2 Set 2012, 12:58

Texto de Ana Isabel Pereira

Praça

Uma aventura para rir do princípio ao fim

É difícil apontar a cena mais hilariante do terceiro e último filme da saga de Tone, Rato, Culatra e Bino. ”Balas & Bolinhos – O Último Capítulo” estreia-se sábado em todo o país.

Cartaz Balas e Bolinhos 3

Imagem: DR

É difícil apontar a cena mais hilariante do terceiro e último filme da saga de Tone, Rato, Culatra e Bino, mas o que a Praça, que esteve na antestreia de “Balas & Bolinhos – O Último Capítulo”, pode garantir é que é um filme que não deixa ninguém indiferente e põe toda a gente a rir.

O filme, com estreia marcada para a próxima quinta, dia 6 de Setembro, e estará em exibição em cerca de 40 salas por todo o país, com distribuição da Lusomundo – desta vez, há 42 cópias e não apenas 7, como no segundo episódio –, começa “algures na China” – houve filmagens no Vietname – e evoca cenas de grandes sagas de acção, como Missão Impossível ou James Bond.

A famosa quadrilha do cinema português segue as pistas de uma mala com muito dinheiro e, pelo caminho, enfurece índios, polícias, ciganos e chineses.

Tone (Luís Ismael) passou uma temporada na China e virou “artista” marcial. Culatra (JD Duarte) faz-se passar por médico de clínica geral. Rato (Jorge Neto) é cantor pimba – no filme, faz a primeira parte de um concerto de Toy – e Bino (João Pires), bem, ninguém sabe.

A abertura de “O Último Capítulo” é uma afirmação e põe logo os pontos nos “is”: esta é uma longa-metragem com alta qualidade técnica, ao nível do som e da imagem, ou não tivesse reunido uma equipa de 40 profissionais das mais diversas áreas do cinema e áreas de suporte, com anos de experiência e que recorreram às mais modernas tecnologias.

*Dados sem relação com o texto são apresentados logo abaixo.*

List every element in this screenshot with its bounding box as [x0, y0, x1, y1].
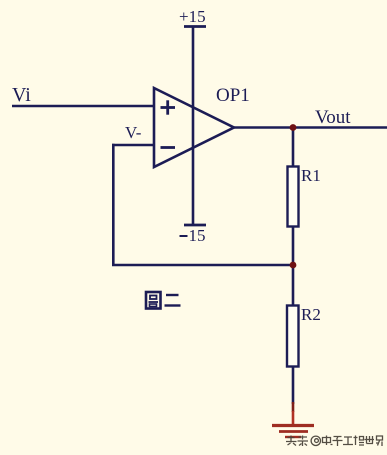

Quando, há, 12 anos, a “quadrilha” realizou e produziu o primeiro  “Balas & Bolinhos” sem recursos e sem financiamento, Luís Ismael não imaginava que o filme se tornaria um fenómeno de culto. “Nunca imaginei”, confessa à Praça o realizador e actor que, “à boleia” do Balas, criou, com JD Duarte, a produtora Lightbox.

“Eu só queria fazer cinema. Descobri que poderia ser reconhecido na rua quando o filme [“Balas & Bolinhos – O Regresso”] passou no cinema”, conta.

Elenco de luxo

Jorge Neto e JD Duarte são particularmente engraçados e a cena do cofre – que mostra Neto na versão “Balas” de Tom Cruise – é muito, mas mesmo muito, engraçada. Porquê? Bem, não queremos estragar-lhe a surpresa, por isso, vai ter de acreditar na nossa palavra.

Também não lhe vamos dizer por que é que a “travessia no deserto” de Tone, Rato e Culatra – filmada em Resende –, depois de os 3 escaparem à morte às mãos do vilão Tito (o veterano Carlos Paulo), é hilariante. Tem que ver com superação e… sede. E mais não dizemos.

Para além do actor que deu voz a muitos dos desenhos animados da nossa infância, Ismael, JD Duarte, Jorge Neto e João Pires contaram com a ajuda de Octávio Matos, Francisco Menezes, Pedro Alves, Jel e o repetente Fernando Rocha. “Foram pessoas que convidamos para entrar no filme e, ao contrário do que se possa pensar, não tivemos nenhuma [resposta] negativa”, partilha Ismael.

E um actor de “Snatch”

Um orçamento de “cerca de 500 mil euros” permitiu trazer também para o projecto Jason Ninh Cao, actor vietnamita que tem no currículo filmes como “Snatch – Porcos e Diamantes” e “Blitz”, e construir de raiz cenários como o cemitério onde jaz a mamã de Tone, a sala do cofre ou o porão do barco.

“O cemitério, por exemplo, tivemos de criar de raiz porque não nos deixaram filmar em nenhuma cemitério”, conta Luís Ismael

“Como realizador, só quero que muitas pessoas vão ver o filme. Adorava que 10 milhões de portugueses fossem ao cinema porque estamos todos a precisar de rir”, diz à Praça Luís Ismael, acrescentando que, depois da estreia, “o filme é senhor dele próprio”.

Para a antestreia do filme, no Rivoli, no Porto, foram colocados à venda cerca de 150 bilhetes, a 15 euros, por se tratar de uma sessão especial, com direito a passadeira vermelha e projecções de luzes na Praça D. João I, que esgotaram em menos de 24 horas.